Cybercriminals are becoming more audacious by the day. Poly Network, decentralized finance (DeFi) platform, reports hackers stole well over half a billion dollars worth of funds.
According to Reuters, the hack appears to be among the biggest in DeFi, peer-to-peer cryptocurrency platforms that allow transactions without traditional gatekeepers such as banks or exchanges. Poly Network allows users to swap tokens across different blockchains.
Reports show that the stolen amount of $600 million surpasses the criminal losses DeFi sector witnesses during the whole year so far. Reuters reports that criminal losses in January-July amounted to $474 million.
Poly Network announced on Twitter it will take legal action and urged hackers to return stolen assets.

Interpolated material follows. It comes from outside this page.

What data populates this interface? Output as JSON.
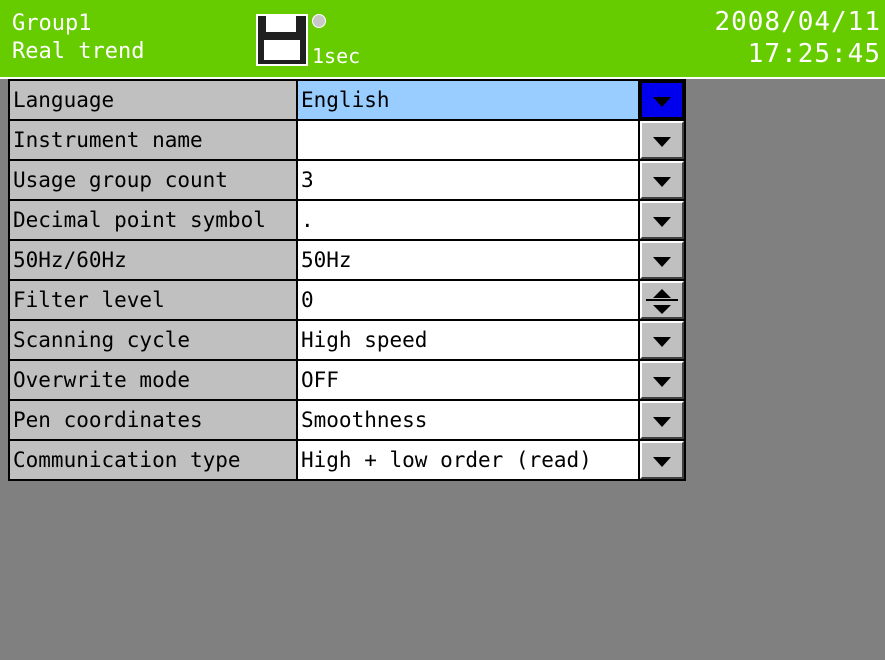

The company also advised people to blacklist tokens from wallets where the attack perpetrators transferred the stolen money.
“We call on miners of affected blockchain and crypto exchanges to blacklist tokens coming from the above addresses,” the Poly Networks team wrote.
According to Reuters, the company had frozen $33 million connected with the hack, and top management at large crypto exchanges responded to Poly Network on Twitter, saying that they would try to help.
Poly Networks was launched by the founder of the Chinese blockchain project Neo, which operates on the Binance Smart Chain as well as Eherum and Polygon blockchains.
Assets stolen include $253 million in tokens on Binance Smart Chain, $266 million in Ethereum tokens, and $85 million in USDC on Polygon network.
The massive heist will undoubtedly have an impact on the DeFi sector as a heist this large can significantly diminish trust in various platforms' ability to keep the money safe.
Bobby Ong, co-founder of crypto analytics website CoinGecko, told Reuters that Poly Networks might not recover from the blow at all, as regaining user confidence after losing so much money is unlikely.
The company is fighting to get back as much money as possible. The company claims to have reclaimed close to $5 million, less than 1% of what was stolen.